Tesla has moved test and learn into the R&D phase. Within the first month of unveiling the Model 3 concept, nearly 400,000 people have placed orders. The launch, if one may call it that, was a gigantic concept test for a car that is yet to be built. This was Kickstarter on a grand scale. But Tesla is not testing a version of a car. Tesla is capturing market share even as its car is being designed. 

Published in The Huffington Post, April 28, 2016
by Kevin McDermott, Daryl Twitchell and Jeremy Rabson

In Amsterdam last month Tesla Vice-President of Business Development Diarmuid O’Connell told a conference on eMobility (the geek term for electric cars) that in the few weeks since announcing plans for the mid-priced Tesla Model 3 “something approaching 400,000 people” put down $1,000 deposits on a car still being designed.

“It gives us the confidence to make the investments we need to make in order to build this car,” O’Connell said. The Model 3 offering, which sounded at first like a stunt, attracted headlines around the world (not to mention $400 million). The launch, if one may call it that, was a gigantic concept test for a car that is yet to be built. This was Kickstarter on a grand scale.

Certainly it’s far from unknown for companies to use sales as a metric in test-and-learn initiatives. Consumer-product companies, for example, regularly use A/B marketing tests to see whether they are on the right track with a new product. But Tesla is not testing a version of a car. Tesla is capturing market share even as its car is being designed. Tesla has moved test and learn into the R&D phase.

Consumers are more prepared for a deal like this than they used to be. We take for granted now that technologies will get better after we buy them. We spend our money in the expectation that the experience of others will make a product steadily better. And we don’t view this as a repair. We view it as an evolution in quality.

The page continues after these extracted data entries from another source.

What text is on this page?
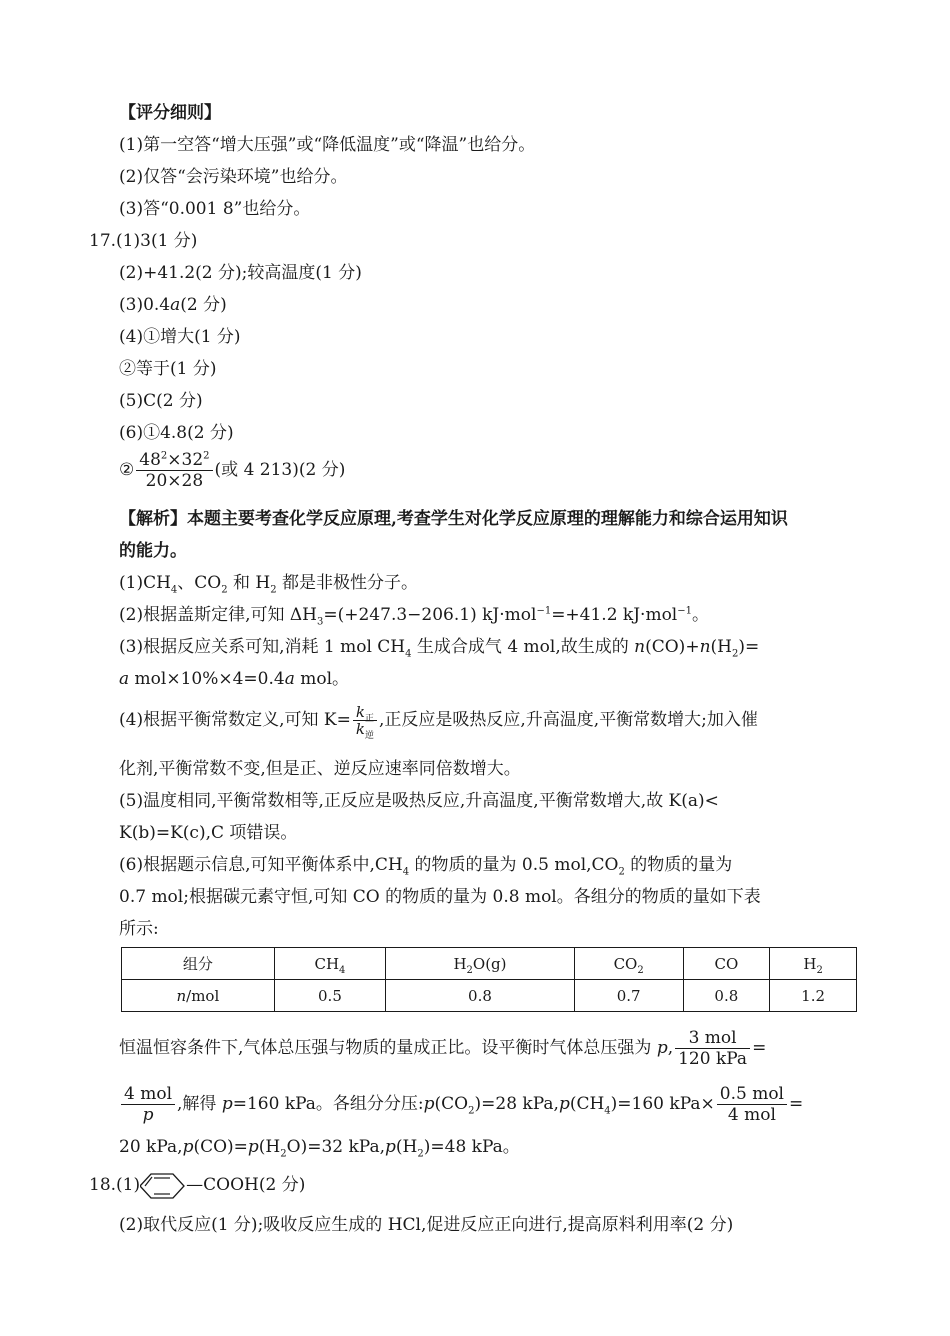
【评分细则】
(1)第一空答“增大压强”或“降低温度”或“降温”也给分。
(2)仅答“会污染环境”也给分。
(3)答“0.001 8”也给分。
17.(1)3(1 分)
(2)+41.2(2 分);较高温度(1 分)
(3)0.4a(2 分)
(4)①增大(1 分)
②等于(1 分)
(5)C(2 分)
(6)①4.8(2 分)
② $\frac{48^2\times 32^2}{20\times 28}$ (或 4 213)(2 分)
【解析】本题主要考查化学反应原理,考查学生对化学反应原理的理解能力和综合运用知识
的能力。
$(1)CH_4$、$CO_2$ 和 $H_2$ 都是非极性分子。
(2)根据盖斯定律,可知 $\Delta H_3=(+247.3-206.1)$ kJ·mol$^{-1}$=+41.2 kJ·mol$^{-1}$。
(3)根据反应关系可知,消耗 1 mol $CH_4$ 生成合成气 4 mol,故生成的 $n(CO)+n(H_2)=$
a mol×10%×4=0.4a mol。
(4)根据平衡常数定义,可知 $K= \frac{k_正}{k_逆}$ ,正反应是吸热反应,升高温度,平衡常数增大;加入催
化剂,平衡常数不变,但是正、逆反应速率同倍数增大。
(5)温度相同,平衡常数相等,正反应是吸热反应,升高温度,平衡常数增大,故 K(a)<
K(b)=K(c),C 项错误。
(6)根据题示信息,可知平衡体系中$,CH_4$ 的物质的量为 0.5 $mol,CO_2$ 的物质的量为
0.7 mol;根据碳元素守恒,可知 CO 的物质的量为 0.8 mol。各组分的物质的量如下表
所示:
组分	$CH_4$	$H_2O(g)$	$CO_2$	CO	$H_2$
n/mol	0.5	0.8	0.7	0.8	1.2
恒温恒容条件下,气体总压强与物质的量成正比。设平衡时气体总压强为 p, $\frac{\text{3 mol}}{\text{120 kPa}}$ =
$\frac{\text{4 mol}}{p}$ ,解得 p=160 kPa。各组分分压$:p(CO_2)=28$ $kPa,p(CH_4)=160$ $kPa\times \frac{\text{0.5 mol}}{\text{4 mol}}$ =
20 $kPa,p(CO)=p(H_2O)=32$ $kPa,p(H_2)=48$ kPa。
18.(1)	—COOH(2 分)
(2)取代反应(1 分);吸收反应生成的 HCl,促进反应正向进行,提高原料利用率(2 分)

It’s not much of a stretch to imagine that a car, like an iPhone, will improve even as we own it. Tesla is thus asking potential customers to share its risk. Instead of making customers leery the company is winning early commitment.

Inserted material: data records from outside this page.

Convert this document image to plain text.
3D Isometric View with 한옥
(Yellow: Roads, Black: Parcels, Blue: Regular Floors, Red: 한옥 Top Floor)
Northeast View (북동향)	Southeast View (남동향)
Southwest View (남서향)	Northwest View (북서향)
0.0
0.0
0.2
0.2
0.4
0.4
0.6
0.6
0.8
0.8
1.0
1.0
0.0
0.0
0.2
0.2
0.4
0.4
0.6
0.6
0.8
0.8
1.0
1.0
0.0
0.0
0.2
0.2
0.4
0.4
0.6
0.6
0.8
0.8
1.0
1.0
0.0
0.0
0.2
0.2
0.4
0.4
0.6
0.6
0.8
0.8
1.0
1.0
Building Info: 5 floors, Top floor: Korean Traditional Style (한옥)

The $400 million the company raised in a month from Model 3 deposits was 10 percent of the company’s total revenue for fiscal 2015. A thousand dollars is small enough for ordinary people to take a flyer, large enough that they won’t walk away from their deposit casually. This commitment should worry Tesla’s competitors for mid-priced electric cars. For a slower moving incumbent like General Motors—whose mid-priced Chevy Volt was announced as a concept car in 2007 and went on sale in 2010—the big worry is that 400,000 potential customers have left the market. (The 100,000th Volt was not sold until November 2015.)

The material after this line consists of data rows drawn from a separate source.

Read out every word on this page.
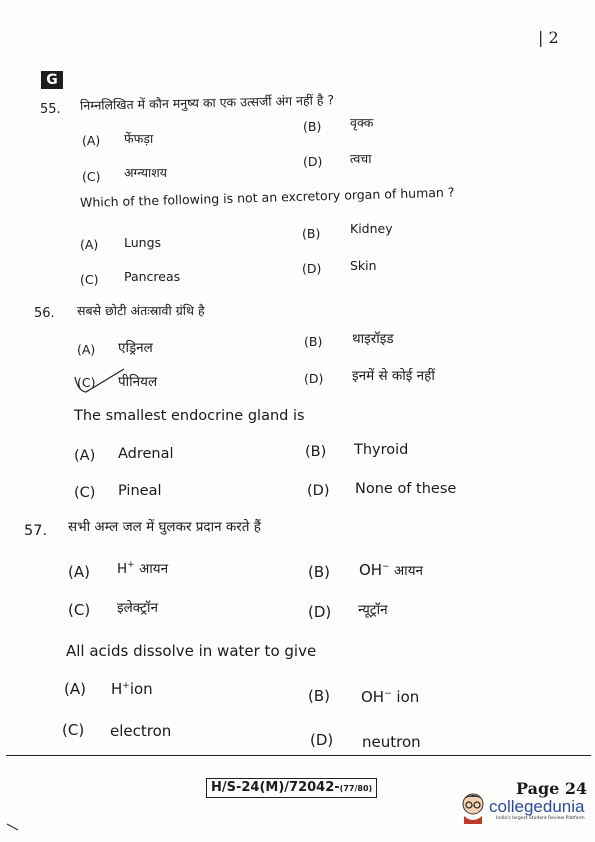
| 2
G
55. निम्नलिखित में कौन मनुष्य का एक उत्सर्जी अंग नहीं है ?
(A) फेंफड़ा
(B) वृक्क
(C) अग्न्याशय
(D) त्वचा
Which of the following is not an excretory organ of human ?
(A) Lungs
(B) Kidney
(C) Pancreas
(D) Skin
56. सबसे छोटी अंतःस्रावी ग्रंथि है
(A) एड्रिनल	(B) थाइरॉइड
(C) पीनियल	(D) इनमें से कोई नहीं
The smallest endocrine gland is
(A) Adrenal	(B) Thyroid
(C) Pineal	(D) None of these
57. सभी अम्ल जल में घुलकर प्रदान करते हैं
(A) H+ आयन	(B) OH− आयन
(C) इलेक्ट्रॉन	(D) न्यूट्रॉन
All acids dissolve in water to give
(A) H+ion	(B) OH− ion
(C) electron	(D) neutron
H/S-24(M)/72042-(77/80)	Page 24
collegedunia
India's largest Student Review Platform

What would it take? There’s no need to think pushing test-and-learn into the R&D phase of product development is a novelty reserved for tech startups and unsuited to incumbents and their big-company imperatives. Boeing and Airbus do it all the time with new generations of airliners, for instance. But what would it take for a savings bank, say, or a producer of commonplace household products to do what Tesla is doing?

It isn’t news that once shareholders expect steady profits and regular dividends it gets harder to take risks the way a startup does. Just building consensus internally can take longer inside a big organization than it takes a smaller one to test a new business. But what about training customers to feel part of an entrepreneurial enterprise? That is, after all, what Tesla has done.

For customers to feel that way some wow factor is needed. There has to be something that gives the buyer boasting rights, something that delights them, something that makes them feel part of a vanguard.

Wow factors can attach to even the most mundane products. What was more humble than the thermostat before NEST came along? People were delighted just by the way a little blue light pulsed like a heartbeat every time they entered a room. Or doorbells, invented in 1831. Ring.com enabled your doorbell to tell your smart phone who’s on your front step even when you’re not home. Or take the lowly table fan. The fans Dyson makes don’t even have blades. They don’t just work they provoke conversation. Now the company has introduced a hair drier based on the same technology and with enough of a wow factor that they expect people to pay more than $400 for one.

These products have been quite successful. But what would have happened had they taken the Tesla approach, stirring interest even before they were for sale. There might have been lines around the block.